Admiral Byrd's Discoveries 

If there has one man, one adventurer who fired the imagination about the possibility of finding the entrance to a hollow Earth, it was Richard Byrd–Hollow Earth explorer extraordinaire.

 

His findings were hardly calculated to bring cheer to die-hard hollow-earthers. Byrd reported that he flew an enormous triangle around the South Pole and, “surveyed nearly 10,000 square miles of the country around and beyond the pole” and found nothing.

 

“Although it is somewhat disappointing to report,” he wrote,

 

“There was no observable feature of any significance beyond the pole. There was only the rolling white desert from horizon to horizon.”

 

Elsewhere on the continent, the landscape appeared more varied. Byrd found jagged mountains of coal black and brick red, where ice-covered rocks reflected the sun

 

“In an indescribable complex of colors, blends of blues, purple, and greens such as man seldom has seen before.”

 

Greatly impressed by this natural beauty, Byrd became almost lyrical:

 

“At the bottom of this planet lies an enchanted continent in the sky.
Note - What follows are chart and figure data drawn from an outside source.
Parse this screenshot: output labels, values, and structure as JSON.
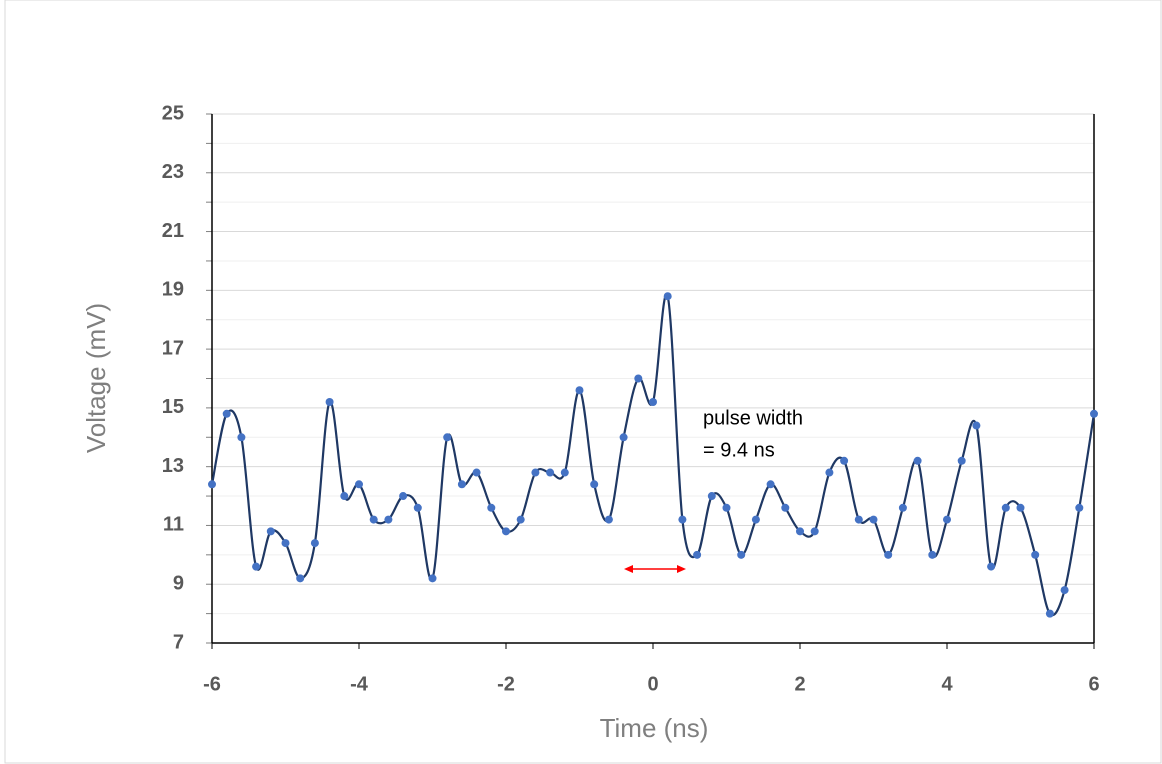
{
  "chart_data": {
    "type": "line",
    "x_label": "Time (ns)",
    "y_label": "Voltage (mV)",
    "annotation": [
      "pulse width",
      "= 9.4 ns"
    ],
    "x": [
      -6,
      -5.8,
      -5.6,
      -5.4,
      -5.2,
      -5,
      -4.8,
      -4.6,
      -4.4,
      -4.2,
      -4,
      -3.8,
      -3.6,
      -3.4,
      -3.2,
      -3,
      -2.8,
      -2.6,
      -2.4,
      -2.2,
      -2,
      -1.8,
      -1.6,
      -1.4,
      -1.2,
      -1,
      -0.8,
      -0.6,
      -0.4,
      -0.2,
      0,
      0.2,
      0.4,
      0.6,
      0.8,
      1,
      1.2,
      1.4,
      1.6,
      1.8,
      2,
      2.2,
      2.4,
      2.6,
      2.8,
      3,
      3.2,
      3.4,
      3.6,
      3.8,
      4,
      4.2,
      4.4,
      4.6,
      4.8,
      5,
      5.2,
      5.4,
      5.6,
      5.8,
      6
    ],
    "series": [
      {
        "color": "#1f3864",
        "marker_color": "#4472c4",
        "values": [
          12.4,
          14.8,
          14.0,
          9.6,
          10.8,
          10.4,
          9.2,
          10.4,
          15.2,
          12.0,
          12.4,
          11.2,
          11.2,
          12.0,
          11.6,
          9.2,
          14.0,
          12.4,
          12.8,
          11.6,
          10.8,
          11.2,
          12.8,
          12.8,
          12.8,
          15.6,
          12.4,
          11.2,
          14.0,
          16.0,
          15.2,
          18.8,
          11.2,
          10.0,
          12.0,
          11.6,
          10.0,
          11.2,
          12.4,
          11.6,
          10.8,
          10.8,
          12.8,
          13.2,
          11.2,
          11.2,
          10.0,
          11.6,
          13.2,
          10.0,
          11.2,
          13.2,
          14.4,
          9.6,
          11.6,
          11.6,
          10.0,
          8.0,
          8.8,
          11.6,
          14.8
        ]
      }
    ],
    "xlim": [
      -6,
      6
    ],
    "xticks": [
      -6,
      -4,
      -2,
      0,
      2,
      4,
      6
    ],
    "ylim": [
      7,
      25
    ],
    "yticks": [
      7,
      9,
      11,
      13,
      15,
      17,
      19,
      21,
      23,
      25
    ],
    "yminorticks": [
      8,
      10,
      12,
      14,
      16,
      18,
      20,
      22,
      24
    ],
    "grid": true
  }
}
Sinister and beautiful, she lies in her frozen slumber, her billowy white robes of snow weirdly luminous with amethysts and emeralds of ice.”

 

Byrd’s discoveries did little to end speculations about a hollow earth, open at the poles; on the contrary, believers were stimulated to new heights of endeavor-and confusion over dates and places-to discredit Byrd’s reports.